◆スサノヲ命(素戔嗚尊)と祇園祭(祗園御霊会)の謎(一)

スサノヲ(スサノオ)

2006年06月29日 00:00




◆スサノヲ命(素戔嗚尊)と祇園祭(祗園御霊会)の謎(一)

◆◇◆京都祇園祭(祗園御霊会)、京の祭りの特徴

 京都では、大きな祭りは春から夏に集中する(葵祭・祇園祭・大文字送り火・愛宕の火祭り等など)。これは他の地域における一般的な年中行事のサイクルとは異なっている。

 一般的な日本の祭りは、農耕のサイクルによって年中行事が構成され、その結果、春の田植え前と秋の取入れ後に大きな祭礼が営まれることが多いのだ。

 特にその年の収穫を感謝し、翌年の豊饒を祈願する意味で、秋の農作業が一段落する時期に最も盛大に祭りが行なわれるケースがほとんどである(日本古来の氏神祭祀などは、祈年・新嘗両祭を中心に春秋二季の祭りとなる)。

 では、京都における祭りのサイクルはいったい何に基づくものなのであろうか(何によって決まるのであろうか)。
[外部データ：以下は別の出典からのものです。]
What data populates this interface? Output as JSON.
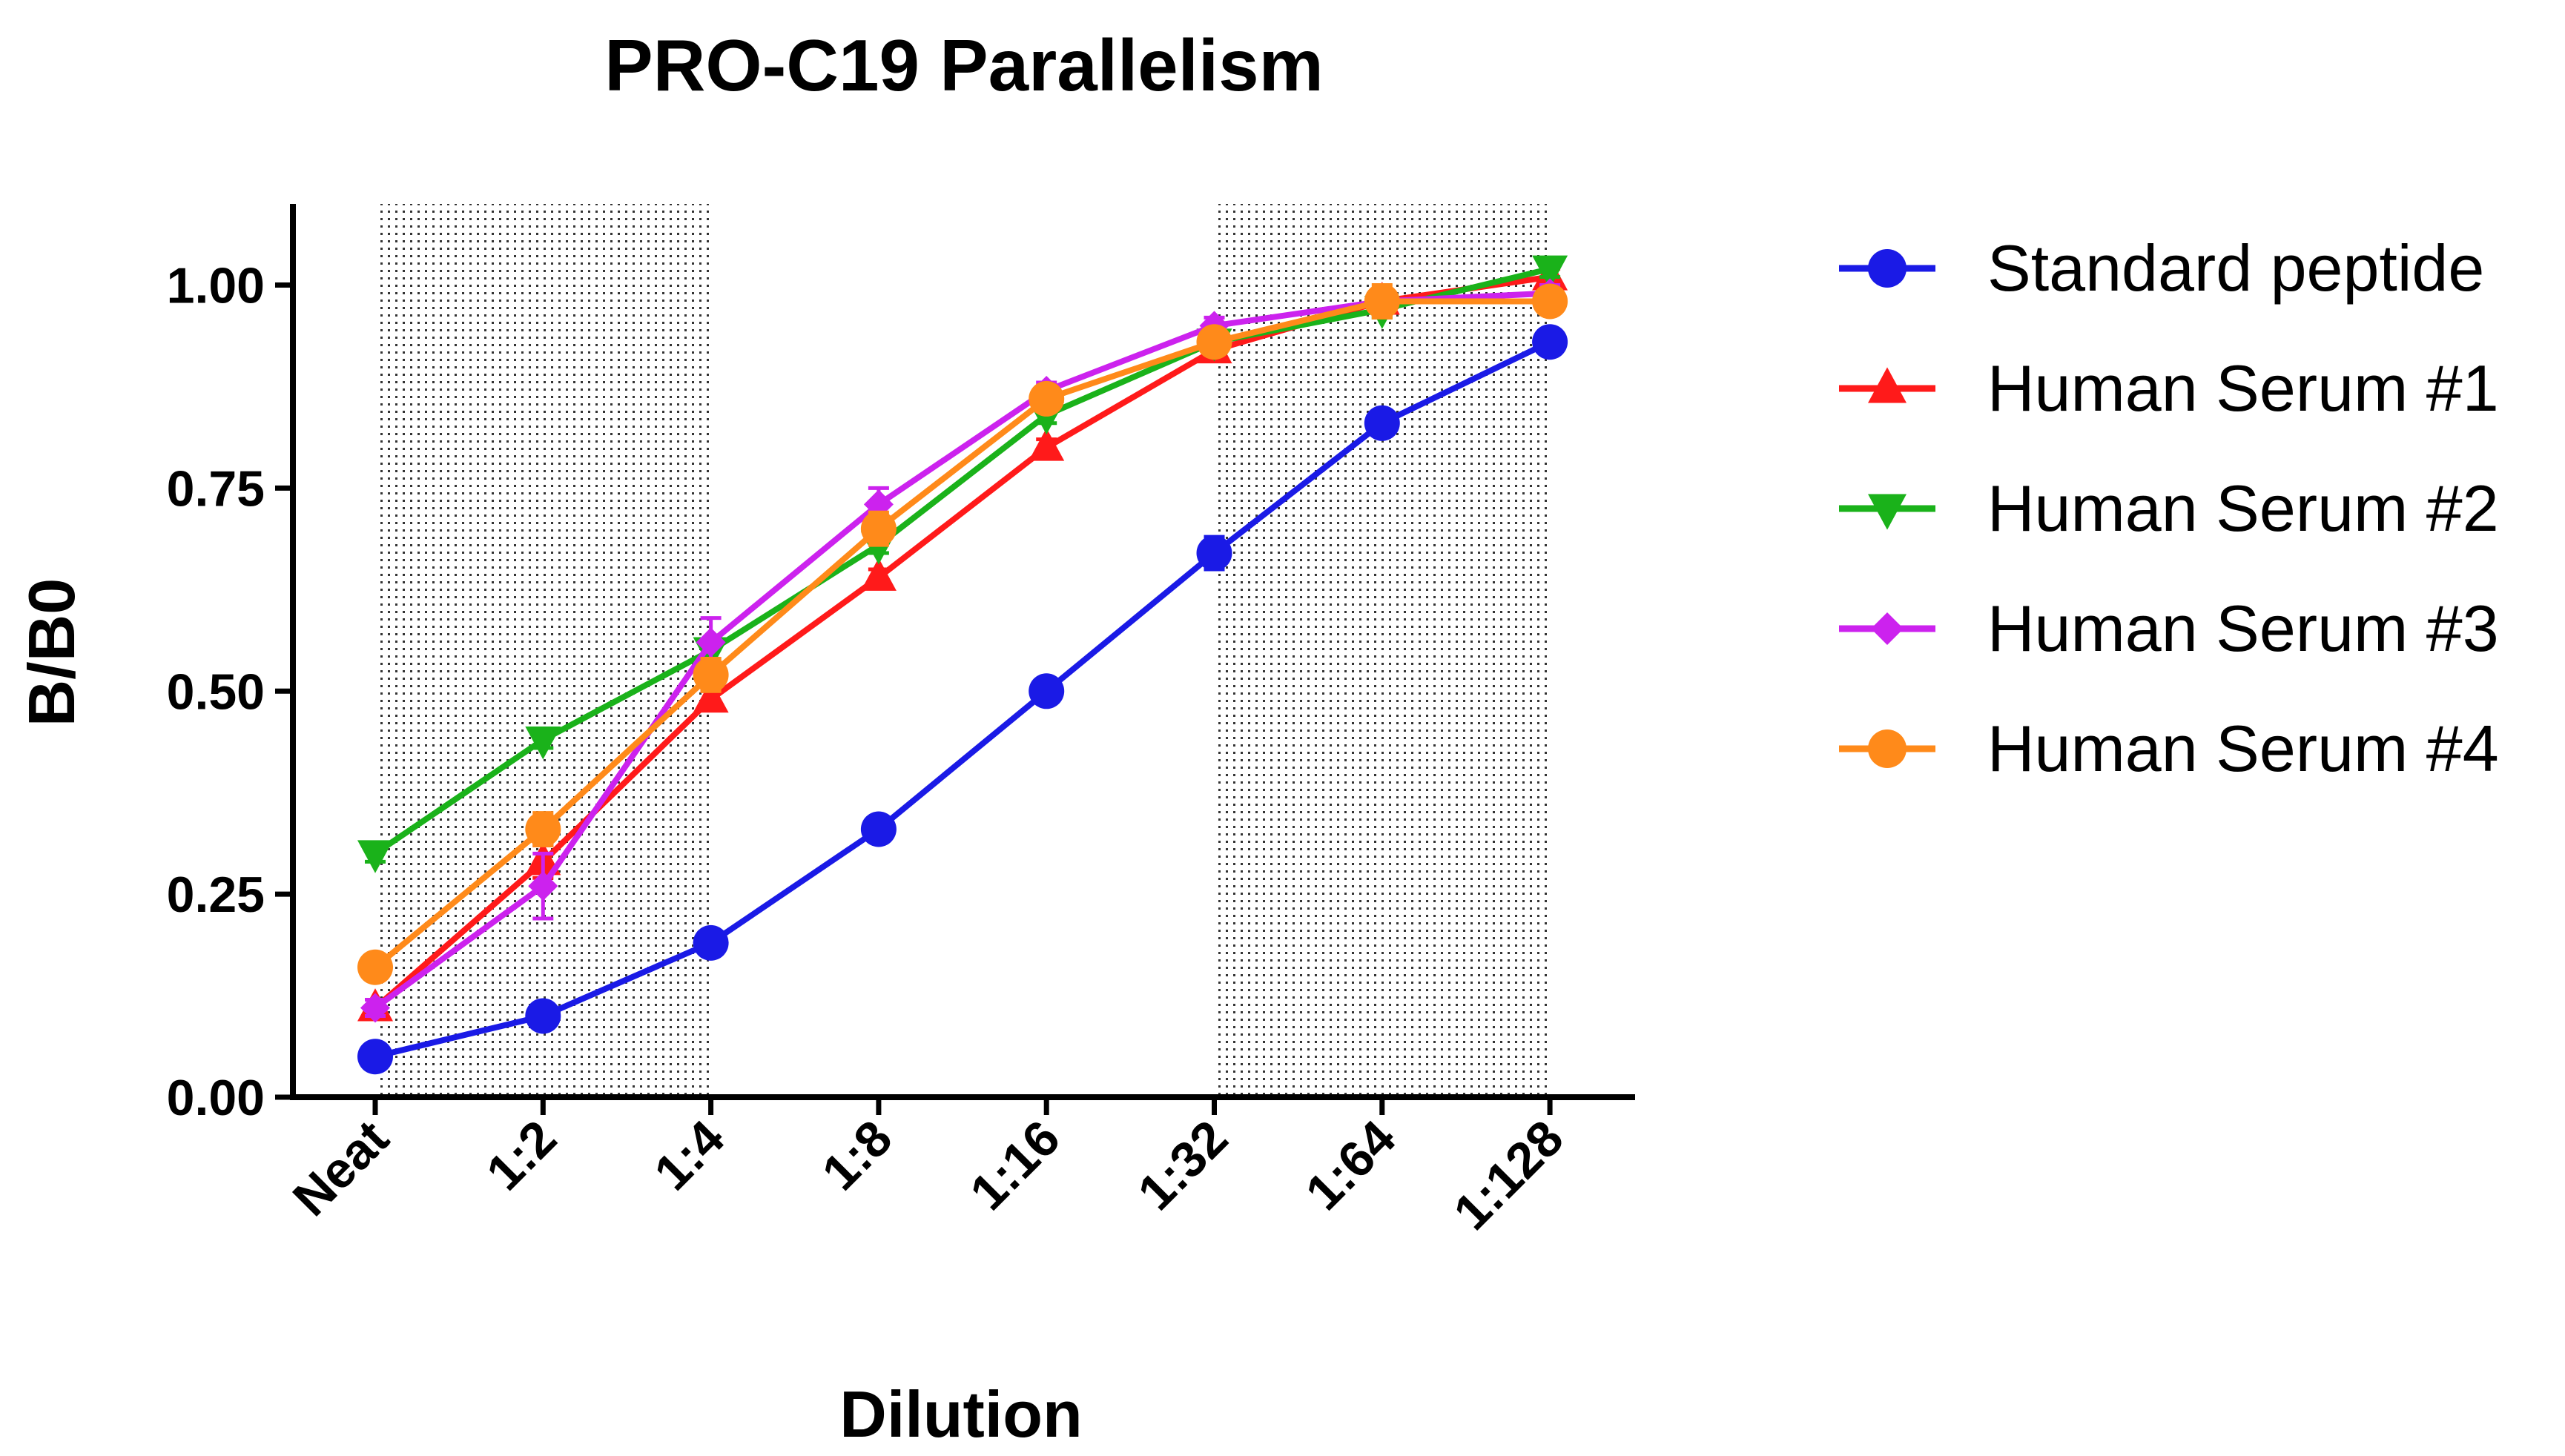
{
  "chart_data": {
    "type": "line",
    "title": "PRO-C19 Parallelism",
    "xlabel": "Dilution",
    "ylabel": "B/B0",
    "categories": [
      "Neat",
      "1:2",
      "1:4",
      "1:8",
      "1:16",
      "1:32",
      "1:64",
      "1:128"
    ],
    "ylim": [
      0,
      1.1
    ],
    "yticks": [
      0,
      0.25,
      0.5,
      0.75,
      1.0
    ],
    "ytick_labels": [
      "0.00",
      "0.25",
      "0.50",
      "0.75",
      "1.00"
    ],
    "shaded_ranges": [
      [
        0,
        2
      ],
      [
        5,
        7
      ]
    ],
    "legend_position": "right",
    "series": [
      {
        "name": "Standard peptide",
        "color": "#1a1ae6",
        "marker": "circle",
        "values": [
          0.05,
          0.1,
          0.19,
          0.33,
          0.5,
          0.67,
          0.83,
          0.93
        ],
        "errors": [
          0.01,
          0.01,
          0.01,
          0.01,
          0.01,
          0.02,
          0.01,
          0.01
        ]
      },
      {
        "name": "Human Serum #1",
        "color": "#ff1a1a",
        "marker": "triangle-up",
        "values": [
          0.11,
          0.29,
          0.49,
          0.64,
          0.8,
          0.92,
          0.98,
          1.01
        ],
        "errors": [
          0.01,
          0.02,
          0.01,
          0.01,
          0.01,
          0.01,
          0.01,
          0.01
        ]
      },
      {
        "name": "Human Serum #2",
        "color": "#1ab21a",
        "marker": "triangle-down",
        "values": [
          0.3,
          0.44,
          0.55,
          0.68,
          0.84,
          0.93,
          0.97,
          1.02
        ],
        "errors": [
          0.01,
          0.01,
          0.01,
          0.01,
          0.01,
          0.01,
          0.01,
          0.01
        ]
      },
      {
        "name": "Human Serum #3",
        "color": "#cc22ee",
        "marker": "diamond",
        "values": [
          0.11,
          0.26,
          0.56,
          0.73,
          0.87,
          0.95,
          0.98,
          0.99
        ],
        "errors": [
          0.01,
          0.04,
          0.03,
          0.02,
          0.01,
          0.01,
          0.01,
          0.01
        ]
      },
      {
        "name": "Human Serum #4",
        "color": "#ff8a1a",
        "marker": "circle",
        "values": [
          0.16,
          0.33,
          0.52,
          0.7,
          0.86,
          0.93,
          0.98,
          0.98
        ],
        "errors": [
          0.01,
          0.02,
          0.02,
          0.02,
          0.01,
          0.01,
          0.02,
          0.01
        ]
      }
    ]
  }
}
 昔は、春から夏にかけて疫病が蔓延し、人々は、為すすべもなく恐怖に慄くばかりであった。では、古代の人は、疫病を何ゆえに生ずると考えたのであろうか。

 漠然とではあるが外から忍び込む「災厄」の何者かであり、それは「疫神」の仕業だと考えていたようだ(※注1)。また一方では、政争などにより非業の最期をとげた者の霊が、怨みを晴らすため(怨霊)、この世に疫病などの災いをもたらすと考えたようなのである(※注2)。

 具体的に対策が取られるようになったのは、京都(山城国)に平安京が遷都されてからのことである。平安京では為政者は政争にあけくれ、多くの貴人が非業の死を遂げた。人々は怨みや未練を抱きながら亡くなっていった怨霊を恐れ、その結果「御霊信仰(怨霊を鎮め慰撫して災厄を祓い清める祭礼)」が生まれてくる(※注3)。

 もしかすると、時代は崇りを求めていたのかも知れない。人々は、為政者への天罰、怨霊の復讐を待ち望んでいたのかも知れない。一方の為政者も、密かにさもありなんと心のどこかでは「待ち望んでいた」のではないだろうか(だからこそ「崇り」が成立するのである)。

※参考Hints&Notes(注釈)☆彡:*::*~☆~*:.,。・°・:*:★,。・°☆・。・゜★・。・。☆.・:*:★,。・°☆

(※注1)御霊会以前、『神祇令』の注釈書『令義解(りょうのぎげ)』には、季春(旧三月)の恒例祭として「鎮花祭」(疫神が飛び散り、人々に疫病をもたらすことを抑え鎮める祭り。大神神社・狭井神社などで行われています)、季夏(旧六月)の恒例祭として「道饗祭(みちあえさい)」(疫神は外から入ってくるものとされ、京城の四隅や国堺(国境)で侵入を防ぐ祭り。県神社などで行われています)を疫神祭として説明しています。

(※注2)春から夏前の時期に「御霊会」が行なわれるのは、この頃が一番疫病の流行しやすい季節であったからである。現在でも六月から七月に梅雨明けするまでの時期は、もっとも食中毒や伝染病が逸りやすい時期だ。

 またこのことは梅雨の集中豪雨による河川の氾濫とも関係がある。すなわち、鴨川や桂川などの京都の河川は、かつてはよく氾濫した。河川の氾濫は水害であると同時に、その後には伝染病の流行という二次的な被害をもたらすことは今もよく知れていることである。

 つまり、天災による災厄と疫病の流行とは、常に一体のものであり、ゆえにこのような時期に、災厄や疫病の招来の根源とされている御霊を祀り、京の町の平安を祈願したのである。医療の方法もほとんどなかった当時としては、神仏に加護を求めるだけが頼りであった。

(※注3)御霊信仰のはじまりは、桓武天皇の廃太子、早良親王(崇道天皇)であったとされている。為政者への天罰、怨霊の復讐といった集団幻想が御霊信仰を生み出していく。このときから御霊会が始まり、平安京の都人を恐怖に落とし込んできた。

 疫病の流行や各地方で争乱が勃発し、朝廷はほっておけない社会的出来事になってくると、官民挙げての御霊会が行われるようになっていく。